A receita foi parar em Campos e, mais de cem anos depois, pelas mãos de Nilze Teixeira de Vasconcellos, a Mulata Teixeira ficaram ainda mais famosos. Conta-se que os ex-presidentes Getúlio Vargas e Juscelino Kubitschek teriam saboreado a guloseima da Mulata Teixeira quando visitavam Campos. 

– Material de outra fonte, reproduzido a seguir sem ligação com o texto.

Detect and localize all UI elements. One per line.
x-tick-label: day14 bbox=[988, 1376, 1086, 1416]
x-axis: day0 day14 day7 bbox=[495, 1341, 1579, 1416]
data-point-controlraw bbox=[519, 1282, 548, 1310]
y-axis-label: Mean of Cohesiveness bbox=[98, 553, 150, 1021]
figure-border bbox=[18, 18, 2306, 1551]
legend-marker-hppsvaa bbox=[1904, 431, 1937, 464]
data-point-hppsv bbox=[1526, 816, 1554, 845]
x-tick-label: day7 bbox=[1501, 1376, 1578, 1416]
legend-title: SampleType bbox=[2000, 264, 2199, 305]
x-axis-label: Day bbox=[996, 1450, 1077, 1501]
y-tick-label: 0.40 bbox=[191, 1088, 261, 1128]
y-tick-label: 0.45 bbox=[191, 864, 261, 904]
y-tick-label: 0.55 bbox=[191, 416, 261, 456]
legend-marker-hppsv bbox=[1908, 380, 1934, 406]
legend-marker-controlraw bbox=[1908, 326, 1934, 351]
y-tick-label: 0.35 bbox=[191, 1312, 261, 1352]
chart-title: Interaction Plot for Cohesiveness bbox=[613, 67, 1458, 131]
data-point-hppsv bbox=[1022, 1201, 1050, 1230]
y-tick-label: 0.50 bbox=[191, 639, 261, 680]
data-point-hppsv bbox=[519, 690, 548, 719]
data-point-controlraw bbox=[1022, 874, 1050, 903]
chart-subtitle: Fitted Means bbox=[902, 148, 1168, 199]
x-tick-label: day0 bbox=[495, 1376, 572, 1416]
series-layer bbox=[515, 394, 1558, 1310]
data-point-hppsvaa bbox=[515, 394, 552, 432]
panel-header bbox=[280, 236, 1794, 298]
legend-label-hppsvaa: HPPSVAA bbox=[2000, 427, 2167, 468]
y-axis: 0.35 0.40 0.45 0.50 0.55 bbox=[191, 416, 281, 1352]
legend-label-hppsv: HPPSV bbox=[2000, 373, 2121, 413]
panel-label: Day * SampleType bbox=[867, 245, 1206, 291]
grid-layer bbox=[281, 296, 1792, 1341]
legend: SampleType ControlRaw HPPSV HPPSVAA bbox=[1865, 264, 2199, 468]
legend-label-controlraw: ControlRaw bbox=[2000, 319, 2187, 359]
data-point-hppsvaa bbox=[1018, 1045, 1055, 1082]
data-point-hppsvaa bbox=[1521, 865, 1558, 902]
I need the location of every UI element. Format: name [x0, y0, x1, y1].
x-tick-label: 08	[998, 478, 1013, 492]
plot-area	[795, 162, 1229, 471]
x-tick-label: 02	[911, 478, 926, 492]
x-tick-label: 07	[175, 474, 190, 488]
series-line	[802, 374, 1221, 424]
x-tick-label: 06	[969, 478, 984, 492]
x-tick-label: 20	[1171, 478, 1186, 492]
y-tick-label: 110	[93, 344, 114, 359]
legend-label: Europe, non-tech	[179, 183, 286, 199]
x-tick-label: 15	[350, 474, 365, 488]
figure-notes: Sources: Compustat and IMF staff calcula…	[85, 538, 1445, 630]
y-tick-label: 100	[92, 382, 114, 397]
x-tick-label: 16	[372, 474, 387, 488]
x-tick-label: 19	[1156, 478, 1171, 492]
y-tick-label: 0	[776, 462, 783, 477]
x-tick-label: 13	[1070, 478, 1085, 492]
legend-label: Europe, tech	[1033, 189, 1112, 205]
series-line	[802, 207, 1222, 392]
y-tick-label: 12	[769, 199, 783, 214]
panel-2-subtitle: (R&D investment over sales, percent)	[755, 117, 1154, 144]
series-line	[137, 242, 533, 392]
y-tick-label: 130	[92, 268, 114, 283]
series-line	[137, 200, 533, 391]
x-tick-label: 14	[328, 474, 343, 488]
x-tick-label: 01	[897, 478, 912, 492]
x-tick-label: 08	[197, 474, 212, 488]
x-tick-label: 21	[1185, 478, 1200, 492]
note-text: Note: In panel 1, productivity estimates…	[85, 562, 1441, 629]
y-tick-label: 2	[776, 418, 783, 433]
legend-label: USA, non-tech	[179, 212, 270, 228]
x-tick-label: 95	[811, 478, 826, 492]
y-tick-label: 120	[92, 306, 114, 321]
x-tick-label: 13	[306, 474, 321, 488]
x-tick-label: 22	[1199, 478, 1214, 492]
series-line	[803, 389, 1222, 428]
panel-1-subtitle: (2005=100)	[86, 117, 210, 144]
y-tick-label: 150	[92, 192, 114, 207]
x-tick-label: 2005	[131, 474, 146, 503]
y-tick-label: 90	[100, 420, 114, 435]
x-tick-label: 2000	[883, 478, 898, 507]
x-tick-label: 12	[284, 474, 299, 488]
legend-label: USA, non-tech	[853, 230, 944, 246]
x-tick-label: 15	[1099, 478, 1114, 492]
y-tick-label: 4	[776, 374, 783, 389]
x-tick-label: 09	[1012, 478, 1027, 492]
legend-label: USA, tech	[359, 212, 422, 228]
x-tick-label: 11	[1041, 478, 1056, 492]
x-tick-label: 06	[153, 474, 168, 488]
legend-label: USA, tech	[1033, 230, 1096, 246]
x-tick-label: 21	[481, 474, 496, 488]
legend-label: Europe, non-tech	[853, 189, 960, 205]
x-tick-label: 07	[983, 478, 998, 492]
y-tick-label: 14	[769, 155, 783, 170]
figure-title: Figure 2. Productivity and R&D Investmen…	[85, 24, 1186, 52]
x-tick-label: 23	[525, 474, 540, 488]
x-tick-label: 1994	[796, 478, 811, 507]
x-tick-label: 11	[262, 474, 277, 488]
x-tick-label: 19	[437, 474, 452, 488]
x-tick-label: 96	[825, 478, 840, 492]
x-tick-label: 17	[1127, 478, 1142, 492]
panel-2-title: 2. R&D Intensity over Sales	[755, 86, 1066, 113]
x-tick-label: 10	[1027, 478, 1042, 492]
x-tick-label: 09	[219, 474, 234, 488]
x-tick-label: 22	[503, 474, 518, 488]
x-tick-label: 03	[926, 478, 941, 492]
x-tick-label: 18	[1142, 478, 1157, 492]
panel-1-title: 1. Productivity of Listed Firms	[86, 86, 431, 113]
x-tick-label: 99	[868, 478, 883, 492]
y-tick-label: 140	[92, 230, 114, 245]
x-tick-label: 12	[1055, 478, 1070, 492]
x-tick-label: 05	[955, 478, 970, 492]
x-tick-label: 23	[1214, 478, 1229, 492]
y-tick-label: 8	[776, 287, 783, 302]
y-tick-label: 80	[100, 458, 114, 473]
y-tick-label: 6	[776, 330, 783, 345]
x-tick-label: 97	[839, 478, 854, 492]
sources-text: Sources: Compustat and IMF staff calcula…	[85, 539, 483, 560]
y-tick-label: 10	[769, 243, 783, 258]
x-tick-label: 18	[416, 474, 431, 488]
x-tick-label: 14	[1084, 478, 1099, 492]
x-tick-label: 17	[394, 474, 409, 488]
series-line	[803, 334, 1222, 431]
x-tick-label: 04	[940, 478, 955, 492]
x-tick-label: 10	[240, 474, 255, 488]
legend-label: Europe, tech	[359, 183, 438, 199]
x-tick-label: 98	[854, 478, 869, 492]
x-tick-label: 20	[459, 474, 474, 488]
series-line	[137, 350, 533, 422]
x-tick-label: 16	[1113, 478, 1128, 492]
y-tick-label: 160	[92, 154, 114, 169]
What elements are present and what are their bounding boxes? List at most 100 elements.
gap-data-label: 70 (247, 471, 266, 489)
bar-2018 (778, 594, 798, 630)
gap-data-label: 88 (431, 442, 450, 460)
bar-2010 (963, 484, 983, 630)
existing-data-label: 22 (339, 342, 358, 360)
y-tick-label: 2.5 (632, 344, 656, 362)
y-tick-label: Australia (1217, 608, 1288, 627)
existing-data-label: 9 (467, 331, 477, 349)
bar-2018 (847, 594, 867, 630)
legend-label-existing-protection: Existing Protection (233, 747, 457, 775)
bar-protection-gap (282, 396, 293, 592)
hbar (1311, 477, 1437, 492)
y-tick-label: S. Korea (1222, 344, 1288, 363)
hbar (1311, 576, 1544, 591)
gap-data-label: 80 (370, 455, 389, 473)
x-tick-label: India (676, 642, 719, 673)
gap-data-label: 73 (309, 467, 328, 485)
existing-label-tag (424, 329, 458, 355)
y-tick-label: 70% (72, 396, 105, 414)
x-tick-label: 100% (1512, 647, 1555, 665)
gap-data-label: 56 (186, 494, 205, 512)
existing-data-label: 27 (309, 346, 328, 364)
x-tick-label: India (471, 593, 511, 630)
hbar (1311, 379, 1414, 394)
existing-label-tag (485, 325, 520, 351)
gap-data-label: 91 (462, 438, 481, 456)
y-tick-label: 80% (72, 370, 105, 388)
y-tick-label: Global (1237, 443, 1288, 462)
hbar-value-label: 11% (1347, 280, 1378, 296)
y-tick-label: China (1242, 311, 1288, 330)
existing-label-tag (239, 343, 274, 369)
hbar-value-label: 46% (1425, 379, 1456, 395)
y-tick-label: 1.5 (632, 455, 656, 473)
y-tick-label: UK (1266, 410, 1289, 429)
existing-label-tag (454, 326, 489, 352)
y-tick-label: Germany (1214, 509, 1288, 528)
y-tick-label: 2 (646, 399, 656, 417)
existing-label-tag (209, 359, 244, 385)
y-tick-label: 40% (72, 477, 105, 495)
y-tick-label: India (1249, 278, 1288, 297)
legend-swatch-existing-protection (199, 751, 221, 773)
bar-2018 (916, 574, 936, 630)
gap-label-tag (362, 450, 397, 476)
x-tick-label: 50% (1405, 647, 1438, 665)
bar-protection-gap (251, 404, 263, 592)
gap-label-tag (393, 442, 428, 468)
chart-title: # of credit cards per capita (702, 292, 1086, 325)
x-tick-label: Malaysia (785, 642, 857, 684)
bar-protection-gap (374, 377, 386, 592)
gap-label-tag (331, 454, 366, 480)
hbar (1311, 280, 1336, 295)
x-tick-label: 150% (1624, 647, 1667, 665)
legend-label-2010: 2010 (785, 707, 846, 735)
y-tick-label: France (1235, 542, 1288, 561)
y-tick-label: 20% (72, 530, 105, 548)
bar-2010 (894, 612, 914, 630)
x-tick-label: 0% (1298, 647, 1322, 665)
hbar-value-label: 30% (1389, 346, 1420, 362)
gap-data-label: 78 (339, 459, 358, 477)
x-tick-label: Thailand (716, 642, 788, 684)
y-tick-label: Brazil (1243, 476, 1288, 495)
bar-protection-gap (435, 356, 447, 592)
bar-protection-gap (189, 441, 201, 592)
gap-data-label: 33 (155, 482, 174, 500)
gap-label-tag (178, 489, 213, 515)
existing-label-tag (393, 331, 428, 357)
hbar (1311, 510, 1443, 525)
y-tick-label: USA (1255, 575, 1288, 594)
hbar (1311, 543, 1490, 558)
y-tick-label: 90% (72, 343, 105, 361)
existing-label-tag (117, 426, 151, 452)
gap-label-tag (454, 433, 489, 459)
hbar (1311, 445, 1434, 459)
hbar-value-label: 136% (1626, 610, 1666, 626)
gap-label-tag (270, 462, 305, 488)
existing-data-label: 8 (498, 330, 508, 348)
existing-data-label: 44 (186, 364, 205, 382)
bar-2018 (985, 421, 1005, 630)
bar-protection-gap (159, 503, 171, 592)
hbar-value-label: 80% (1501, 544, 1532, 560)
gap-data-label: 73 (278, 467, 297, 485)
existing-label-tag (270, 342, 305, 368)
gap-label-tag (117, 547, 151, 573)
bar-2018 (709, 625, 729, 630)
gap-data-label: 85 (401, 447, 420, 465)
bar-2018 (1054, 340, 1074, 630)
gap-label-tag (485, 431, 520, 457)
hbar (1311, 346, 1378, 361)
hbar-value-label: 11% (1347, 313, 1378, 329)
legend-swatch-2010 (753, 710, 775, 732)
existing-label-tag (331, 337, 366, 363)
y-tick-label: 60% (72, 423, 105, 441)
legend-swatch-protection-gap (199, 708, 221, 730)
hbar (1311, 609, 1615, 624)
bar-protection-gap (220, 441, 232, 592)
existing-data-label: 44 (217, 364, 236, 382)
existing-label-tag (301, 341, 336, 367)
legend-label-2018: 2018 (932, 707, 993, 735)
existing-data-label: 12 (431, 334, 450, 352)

O chuvisco pode ser cristalizado (como é este da foto abaixo), caramelado, em calda, com nozes, passas ou chocolate. Ele é produzido, em larga escala, por fábricas do município e também de forma artesanal por pequenas docerias. As gemas são batidas pelo menos cem vezes até a massa engrossar. De colherinha em colherinha, o doce é frito na calda de açúcar, três vezes, passa-se o chuvisco no primeiro tacho para ressecar. No segundo, para incorporar o açúcar. E no terceiro, para ficar molhado, com uma calda mais fina. Existem clientes campistas que moram no exterior e encomendam esse doce. 

Fonte:
Talita Batista – Seção da UBT de Campos dos Goytacazes.